Candy CornThe lidded candy dish sat on the piano in my grandmother’s living room. It’s dark blue glass took on an iridescent glow when the light hit it just right. It was the treasure inside, however, that I eagerly anticipated.

Grandmunie, my paternal grandmother, lived 300 miles away, so we didn’t visit often. After a long trip in the car, we’d arrive at her house and be greeted with hugs and kisses, then I would pull away to run inside to be sure she had not forgotten. I’d climb up the piano bench, raise the lid of the candy dish and look inside. Then I would smile. It was there, candy corn. I’d put a piece or two in my mouth and savor the rush of sweetness, and the contentment that she had remembered.

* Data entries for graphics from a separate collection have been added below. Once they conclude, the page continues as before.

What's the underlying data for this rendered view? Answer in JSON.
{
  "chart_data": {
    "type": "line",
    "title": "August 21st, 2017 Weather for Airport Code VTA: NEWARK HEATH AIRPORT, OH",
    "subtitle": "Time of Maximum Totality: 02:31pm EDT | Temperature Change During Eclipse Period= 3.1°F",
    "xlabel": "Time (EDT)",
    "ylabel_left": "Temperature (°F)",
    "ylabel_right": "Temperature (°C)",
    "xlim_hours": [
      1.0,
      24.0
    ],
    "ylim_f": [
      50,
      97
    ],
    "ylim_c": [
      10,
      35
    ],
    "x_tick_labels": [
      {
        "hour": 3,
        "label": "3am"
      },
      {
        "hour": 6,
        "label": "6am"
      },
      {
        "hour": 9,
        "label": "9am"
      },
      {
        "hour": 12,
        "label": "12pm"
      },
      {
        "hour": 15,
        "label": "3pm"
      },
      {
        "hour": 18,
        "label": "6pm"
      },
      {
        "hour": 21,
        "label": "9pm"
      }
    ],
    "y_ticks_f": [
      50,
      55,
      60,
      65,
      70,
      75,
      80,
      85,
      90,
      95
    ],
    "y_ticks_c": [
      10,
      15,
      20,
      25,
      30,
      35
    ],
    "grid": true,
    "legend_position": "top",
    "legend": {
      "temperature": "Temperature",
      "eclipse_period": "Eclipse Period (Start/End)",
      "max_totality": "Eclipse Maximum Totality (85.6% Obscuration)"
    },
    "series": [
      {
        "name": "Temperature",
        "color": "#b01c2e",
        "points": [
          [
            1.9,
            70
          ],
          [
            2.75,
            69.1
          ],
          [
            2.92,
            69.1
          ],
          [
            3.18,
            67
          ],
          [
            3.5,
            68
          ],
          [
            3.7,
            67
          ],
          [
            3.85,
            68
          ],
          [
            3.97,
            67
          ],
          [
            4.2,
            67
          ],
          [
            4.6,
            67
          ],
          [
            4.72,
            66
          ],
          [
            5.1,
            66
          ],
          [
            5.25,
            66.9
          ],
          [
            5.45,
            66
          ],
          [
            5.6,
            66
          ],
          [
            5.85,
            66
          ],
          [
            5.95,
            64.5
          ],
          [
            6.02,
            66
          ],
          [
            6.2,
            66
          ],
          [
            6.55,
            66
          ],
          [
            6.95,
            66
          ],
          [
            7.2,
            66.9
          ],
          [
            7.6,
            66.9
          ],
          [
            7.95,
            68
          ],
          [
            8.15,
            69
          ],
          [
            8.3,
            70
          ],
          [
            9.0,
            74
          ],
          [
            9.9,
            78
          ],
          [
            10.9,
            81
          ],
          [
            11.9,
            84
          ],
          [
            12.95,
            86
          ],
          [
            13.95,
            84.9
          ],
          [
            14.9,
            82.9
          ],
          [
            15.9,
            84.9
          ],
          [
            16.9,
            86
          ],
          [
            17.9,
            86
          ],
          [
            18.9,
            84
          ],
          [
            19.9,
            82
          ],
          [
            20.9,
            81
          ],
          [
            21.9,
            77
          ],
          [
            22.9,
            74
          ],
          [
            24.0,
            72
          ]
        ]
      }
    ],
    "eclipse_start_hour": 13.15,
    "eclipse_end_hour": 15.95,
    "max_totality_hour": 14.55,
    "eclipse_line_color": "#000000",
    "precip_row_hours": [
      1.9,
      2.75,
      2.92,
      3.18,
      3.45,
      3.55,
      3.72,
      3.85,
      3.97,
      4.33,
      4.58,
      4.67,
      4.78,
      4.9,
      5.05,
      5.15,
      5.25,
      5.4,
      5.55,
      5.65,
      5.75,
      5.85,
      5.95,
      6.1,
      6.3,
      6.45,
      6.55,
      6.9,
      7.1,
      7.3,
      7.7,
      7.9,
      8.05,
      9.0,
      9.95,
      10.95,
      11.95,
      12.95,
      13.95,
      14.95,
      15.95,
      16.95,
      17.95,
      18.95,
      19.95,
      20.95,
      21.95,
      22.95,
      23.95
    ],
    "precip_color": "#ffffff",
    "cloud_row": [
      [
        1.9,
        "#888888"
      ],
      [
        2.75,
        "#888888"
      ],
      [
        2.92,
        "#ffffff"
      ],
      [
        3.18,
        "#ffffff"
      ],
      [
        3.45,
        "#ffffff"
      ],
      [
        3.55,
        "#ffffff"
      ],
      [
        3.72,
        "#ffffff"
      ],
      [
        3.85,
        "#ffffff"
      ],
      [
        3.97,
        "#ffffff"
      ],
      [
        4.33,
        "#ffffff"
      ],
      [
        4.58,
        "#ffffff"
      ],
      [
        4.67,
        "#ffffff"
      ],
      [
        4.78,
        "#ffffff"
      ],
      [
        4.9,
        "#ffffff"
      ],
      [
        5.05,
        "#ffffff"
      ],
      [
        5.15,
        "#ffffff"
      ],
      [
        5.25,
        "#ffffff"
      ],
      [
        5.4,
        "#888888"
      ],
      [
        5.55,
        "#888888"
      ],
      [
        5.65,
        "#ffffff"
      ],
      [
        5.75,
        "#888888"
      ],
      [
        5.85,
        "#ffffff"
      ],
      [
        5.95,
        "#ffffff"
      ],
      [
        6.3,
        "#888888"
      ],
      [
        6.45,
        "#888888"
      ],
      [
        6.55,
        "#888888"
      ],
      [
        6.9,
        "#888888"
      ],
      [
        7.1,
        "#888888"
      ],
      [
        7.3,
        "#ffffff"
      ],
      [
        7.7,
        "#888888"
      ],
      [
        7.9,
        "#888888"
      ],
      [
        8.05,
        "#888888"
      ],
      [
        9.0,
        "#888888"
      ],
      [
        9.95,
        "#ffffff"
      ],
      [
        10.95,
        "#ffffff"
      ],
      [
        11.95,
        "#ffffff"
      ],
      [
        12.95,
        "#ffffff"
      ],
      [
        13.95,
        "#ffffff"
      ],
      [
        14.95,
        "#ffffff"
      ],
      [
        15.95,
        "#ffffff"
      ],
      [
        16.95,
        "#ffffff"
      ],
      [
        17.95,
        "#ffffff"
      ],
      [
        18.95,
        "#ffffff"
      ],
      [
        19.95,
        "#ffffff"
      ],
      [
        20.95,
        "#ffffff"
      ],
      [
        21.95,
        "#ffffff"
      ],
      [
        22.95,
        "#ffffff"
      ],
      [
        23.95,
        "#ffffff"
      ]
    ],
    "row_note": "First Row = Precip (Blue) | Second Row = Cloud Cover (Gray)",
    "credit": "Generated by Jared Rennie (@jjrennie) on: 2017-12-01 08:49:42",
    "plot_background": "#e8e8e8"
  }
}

I don’t know how the tradition began. Did she put it there because I loved it, or did I stumble across her stash and discover a new favorite candy? I don’t even remember if my younger sister liked it or not. What I do remember is how special I felt because she always had candy corn in the candy dish.

While it isn’t my favorite candy these days, the sight of the orange, yellow and white triangles instantly takes me back to my childhood, and what I like to think was a special connection I had with my grandmother Gladys*.

*I was named after both my grandmothers: my first name Gladys from my paternal grandmother, and my middle name Lou from my maternal grandmother (Myrtle Lou).